The acting was generally good as well, but I want to specifically praise Elle Fanning, whose work impresses me more and more all the time. Particularly in that scene where she's watching the old footage of Joe's mother, and tells him her father was too drunk to go to his shift that day, she reminded me of how much better she is than her (currently) more famous sister Dakota. Even as blown away as we all were by Dakota Fanning when she first came on the scene, I now see Dakota's work as more of a "performance," while Elle seems to really be acting -- which is to say that you don't see her acting. She just acts, and she always knocks it out of the park. In fact, her disappearance for a large portion of the latter half of the movie was part of the 1 2/3 that disappointed me. (If you are still following what I'm trying to do with my little number gimmick.)

A definite thumbs up for me -- a fairly enthusiastic thumbs up. But I can't discount the narrative missteps I've listed above, which only scratch the surface -- there are plenty of other things I could pick at. So in summation: acting, effects, feel, nostalgia -- all brilliant. Story? Needs some work on the structure side.

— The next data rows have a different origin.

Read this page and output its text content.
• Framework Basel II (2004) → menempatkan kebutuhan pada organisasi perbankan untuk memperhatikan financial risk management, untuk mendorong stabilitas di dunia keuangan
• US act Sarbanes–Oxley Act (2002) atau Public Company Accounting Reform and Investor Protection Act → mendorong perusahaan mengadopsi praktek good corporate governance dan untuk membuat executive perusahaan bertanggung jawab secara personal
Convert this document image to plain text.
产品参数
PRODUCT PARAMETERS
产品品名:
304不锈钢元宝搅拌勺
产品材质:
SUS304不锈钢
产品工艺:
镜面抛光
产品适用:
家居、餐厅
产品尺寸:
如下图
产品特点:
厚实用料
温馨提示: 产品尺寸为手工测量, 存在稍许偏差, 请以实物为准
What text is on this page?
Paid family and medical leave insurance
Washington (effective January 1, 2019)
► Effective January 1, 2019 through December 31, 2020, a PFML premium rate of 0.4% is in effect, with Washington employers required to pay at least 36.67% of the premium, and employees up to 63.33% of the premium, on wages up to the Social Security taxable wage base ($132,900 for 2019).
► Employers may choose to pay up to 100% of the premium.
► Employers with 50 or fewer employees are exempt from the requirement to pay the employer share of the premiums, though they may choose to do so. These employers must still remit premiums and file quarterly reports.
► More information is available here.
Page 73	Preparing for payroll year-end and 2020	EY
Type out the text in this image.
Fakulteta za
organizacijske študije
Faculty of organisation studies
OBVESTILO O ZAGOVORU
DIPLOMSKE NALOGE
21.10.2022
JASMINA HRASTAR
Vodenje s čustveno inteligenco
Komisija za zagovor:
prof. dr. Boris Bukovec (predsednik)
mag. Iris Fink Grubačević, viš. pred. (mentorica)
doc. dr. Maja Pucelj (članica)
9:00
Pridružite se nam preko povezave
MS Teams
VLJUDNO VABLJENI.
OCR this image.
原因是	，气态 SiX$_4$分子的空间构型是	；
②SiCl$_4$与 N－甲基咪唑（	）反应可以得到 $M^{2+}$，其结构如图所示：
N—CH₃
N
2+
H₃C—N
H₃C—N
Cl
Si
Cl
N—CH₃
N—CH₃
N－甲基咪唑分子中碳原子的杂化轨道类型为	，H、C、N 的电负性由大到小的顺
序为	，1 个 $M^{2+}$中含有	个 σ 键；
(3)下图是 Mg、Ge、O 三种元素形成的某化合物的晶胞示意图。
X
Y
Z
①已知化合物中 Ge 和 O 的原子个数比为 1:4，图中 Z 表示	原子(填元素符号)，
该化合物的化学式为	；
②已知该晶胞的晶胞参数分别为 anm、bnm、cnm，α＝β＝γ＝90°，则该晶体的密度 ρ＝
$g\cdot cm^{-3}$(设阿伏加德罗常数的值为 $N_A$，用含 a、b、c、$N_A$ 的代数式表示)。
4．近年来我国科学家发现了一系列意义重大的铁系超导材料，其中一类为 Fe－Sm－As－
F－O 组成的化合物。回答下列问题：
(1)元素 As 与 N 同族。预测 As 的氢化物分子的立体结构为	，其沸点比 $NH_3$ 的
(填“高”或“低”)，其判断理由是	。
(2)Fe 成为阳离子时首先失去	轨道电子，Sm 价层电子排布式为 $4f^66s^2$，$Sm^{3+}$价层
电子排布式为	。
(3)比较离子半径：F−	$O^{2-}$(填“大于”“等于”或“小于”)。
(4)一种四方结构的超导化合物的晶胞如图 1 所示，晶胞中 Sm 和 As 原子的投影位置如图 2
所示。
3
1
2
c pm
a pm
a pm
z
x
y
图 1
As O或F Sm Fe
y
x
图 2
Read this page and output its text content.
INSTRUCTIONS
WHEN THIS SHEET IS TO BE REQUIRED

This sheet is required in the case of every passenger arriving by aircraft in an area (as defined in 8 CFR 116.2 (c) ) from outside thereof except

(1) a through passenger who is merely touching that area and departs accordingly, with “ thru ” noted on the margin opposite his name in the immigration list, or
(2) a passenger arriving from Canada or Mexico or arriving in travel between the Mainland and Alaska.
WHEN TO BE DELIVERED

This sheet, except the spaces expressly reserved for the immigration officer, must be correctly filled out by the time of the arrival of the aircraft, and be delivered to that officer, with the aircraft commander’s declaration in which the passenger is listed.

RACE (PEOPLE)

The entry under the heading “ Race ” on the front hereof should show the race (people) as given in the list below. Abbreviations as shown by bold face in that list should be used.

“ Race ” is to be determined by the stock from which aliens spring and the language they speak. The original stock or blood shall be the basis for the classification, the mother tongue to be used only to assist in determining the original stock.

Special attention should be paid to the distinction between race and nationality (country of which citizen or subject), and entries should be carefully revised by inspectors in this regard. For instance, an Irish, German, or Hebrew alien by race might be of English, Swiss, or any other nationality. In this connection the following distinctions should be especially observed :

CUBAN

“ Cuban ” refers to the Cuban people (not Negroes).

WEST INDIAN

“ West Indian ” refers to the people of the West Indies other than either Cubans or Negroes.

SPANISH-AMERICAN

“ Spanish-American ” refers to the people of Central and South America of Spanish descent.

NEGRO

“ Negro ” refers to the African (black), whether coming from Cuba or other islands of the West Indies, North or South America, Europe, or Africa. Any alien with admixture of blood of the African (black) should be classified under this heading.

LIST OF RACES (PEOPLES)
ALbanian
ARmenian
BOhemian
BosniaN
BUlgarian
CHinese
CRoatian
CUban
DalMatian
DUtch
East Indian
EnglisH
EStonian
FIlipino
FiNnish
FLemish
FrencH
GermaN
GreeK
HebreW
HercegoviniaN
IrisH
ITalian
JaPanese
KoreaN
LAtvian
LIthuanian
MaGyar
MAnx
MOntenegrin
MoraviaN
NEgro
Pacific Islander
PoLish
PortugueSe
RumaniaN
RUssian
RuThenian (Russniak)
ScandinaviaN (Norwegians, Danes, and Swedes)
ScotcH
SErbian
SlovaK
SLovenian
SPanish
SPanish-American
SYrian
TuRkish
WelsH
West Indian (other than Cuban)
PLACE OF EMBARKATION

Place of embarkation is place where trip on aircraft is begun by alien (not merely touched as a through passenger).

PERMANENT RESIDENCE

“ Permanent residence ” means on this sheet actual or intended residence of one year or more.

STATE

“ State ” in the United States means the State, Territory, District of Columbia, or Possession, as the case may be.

And in case you forgot the question I asked halfway through this post, let me know what we missed in those first one to three minutes when we were filling up our drinks. Maybe that filled all the holes I've mentioned ... probably not, but maybe.

5 comments:

Dan O. said...

Abrams remembers the simple rule that a majority of his contemporaries have forgotten: action and mayhem have meaning only when an audience cares about the people trapped within the maelstrom. Good Review!

Don Handsome said...

here's what you missed: a Spielbergian opening shot of the factory changing their "days without an accident" sign to 1 day, and then Ron Eldard crashing the funeral for the main kid's mom.

Great review, though I'm closer to reviewing this as Super 5 or so. I really like the kids plot, but the alien one looses me in many ways – some of which you’ve described in your review.

Derek Armstrong said...

Thanks Don. That's quite a bit more than I thought. How did my movie start so ridiculously on time? Who ever heard of a movie starting only 2-3 minutes after the time on the ticket? It's usually closer to 20.

Dan, that's very much true. I definitely got involved in the characters. They may not have been equally fleshed out, but I did feel like they had dimension necessary for me to care whether they got squashed by a giant alien.

Monty Burns said...

I wrote a whole long response that apparently was deleted.
Summing up: I agree with you. The kids didn't do enough to move the plot along, they just happened to be watching it happen.
Elle Fanning was great, so was the main kid.

Derek Armstrong said...

D'oh, hate it when that happens. Agreed. Passively observing a plot is not a very exciting thing for your protagonists to be doing.